La fazenda Paineiras dispose de ses propres infrastructures de fermentation, de séchage et d’entreposage, même si de plus grosses installations sont situées à Gandu. La fermentation se fait dans des bacs traditionnels. Le séchage se fait en 2 temps : 1 jour sur une «barcasse» (séchoir «Laurent»), puis 9 à 10 jours en «estufa» (séchoir-tunnel) pour amener les fèves à 6 % d’humidité. La fazenda abrite également la coopérative Cooperbahia qui démarre une fabrication de liqueur (pâte de cacao). Un autre billet de blog présentera cette coopérative.
Enfin, même si généralement nous n’apprécions pas trop l’étalage de photos d’élèves souriants et autres images politiquement correctes diffusées pour donner une couleur «sociale», nous ne pouvons pas quitter cette fazenda sans une photo d’école. Pourquoi ? Parce que lorsque nous avons visité la plantation en compagnie de Daniel Antrade (responsable de Cooperbahia) et de Robson, un technicien, ce dernier nous a dit fièrement qu’il avait passé ces premières années de scolarité dans cette école et que son fils de 4 mois y ira très certainement lui aussi. Tradition d’entreprise. Pérennité du lien social. Vision à long terme d’une grande propriété agricole, et non seulement image «socialement responsable». D’où photo.
Après la fazenda Paineiras nous avons pu visiter une autre ferme de M. Libânio : Ladeira Grande à Gandu, faisant partie du conjunto Petrolina. Pour Petrolina, M.Libânio a investi dans les certifications UTZ et Rainforest Alliance.390 hectares dont 224 d’association cacao + hévéa, 18 variétés de cacaoyer.

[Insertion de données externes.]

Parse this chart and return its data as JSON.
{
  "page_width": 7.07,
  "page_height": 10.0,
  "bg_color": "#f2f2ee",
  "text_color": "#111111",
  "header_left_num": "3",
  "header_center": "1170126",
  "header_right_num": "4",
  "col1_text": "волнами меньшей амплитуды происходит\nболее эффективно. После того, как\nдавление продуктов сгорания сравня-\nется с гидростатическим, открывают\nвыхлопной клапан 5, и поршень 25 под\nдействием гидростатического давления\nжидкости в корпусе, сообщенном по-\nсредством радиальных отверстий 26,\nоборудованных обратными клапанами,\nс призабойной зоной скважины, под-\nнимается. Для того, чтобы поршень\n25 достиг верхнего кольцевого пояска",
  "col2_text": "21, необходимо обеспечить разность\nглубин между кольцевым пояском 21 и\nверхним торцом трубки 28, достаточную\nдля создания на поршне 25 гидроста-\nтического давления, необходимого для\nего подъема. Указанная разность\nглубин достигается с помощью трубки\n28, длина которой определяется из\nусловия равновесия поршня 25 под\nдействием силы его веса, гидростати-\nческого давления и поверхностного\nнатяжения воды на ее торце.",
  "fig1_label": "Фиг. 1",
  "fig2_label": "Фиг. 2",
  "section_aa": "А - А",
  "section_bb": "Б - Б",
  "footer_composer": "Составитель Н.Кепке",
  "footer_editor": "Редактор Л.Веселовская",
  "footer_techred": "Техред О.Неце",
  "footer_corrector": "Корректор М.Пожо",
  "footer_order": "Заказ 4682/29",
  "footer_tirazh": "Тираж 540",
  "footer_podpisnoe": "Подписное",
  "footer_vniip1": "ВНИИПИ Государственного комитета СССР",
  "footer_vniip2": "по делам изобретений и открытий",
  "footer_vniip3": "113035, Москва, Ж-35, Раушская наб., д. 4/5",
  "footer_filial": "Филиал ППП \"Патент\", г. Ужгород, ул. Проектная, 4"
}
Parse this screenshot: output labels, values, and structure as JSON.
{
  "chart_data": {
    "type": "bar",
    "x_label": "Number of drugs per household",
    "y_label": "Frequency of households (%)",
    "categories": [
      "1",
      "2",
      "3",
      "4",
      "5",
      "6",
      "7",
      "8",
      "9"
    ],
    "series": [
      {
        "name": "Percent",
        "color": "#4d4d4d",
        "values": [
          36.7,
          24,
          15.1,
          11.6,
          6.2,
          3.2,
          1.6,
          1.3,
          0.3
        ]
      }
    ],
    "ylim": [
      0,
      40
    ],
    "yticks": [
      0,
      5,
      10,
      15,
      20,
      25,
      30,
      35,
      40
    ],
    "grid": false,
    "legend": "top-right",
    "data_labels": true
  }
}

Ce fut l’occasion de voir avec Eimar d’autres innovations tant sur la plantation qu’au niveau des infrastructures. Ainsi pour le séchage, nous avons pu voir un système mécanisé, ainsi qu’un nouveau modèle de séchoir-tunnel sur tables maillées d’un plastique spécialement conçu pour M.Libânio.
Dernière étape: le contrôle qualité des fèves. Un contrôle rigoureux est effectué afin que la production puisse maintenir sa réputation. M. Libânio est fier de ses réussites aux concours. Et fier de voir ses fèves utilisées notamment pour le chocolat de couverture Macaé de Valrhona, pour une tablette de la marque brésilienne Harald Unique et pour une des tablettes «Grand Cru» de Bonnat (cf. sur ce site en attendant le nouveau site de Bonnat).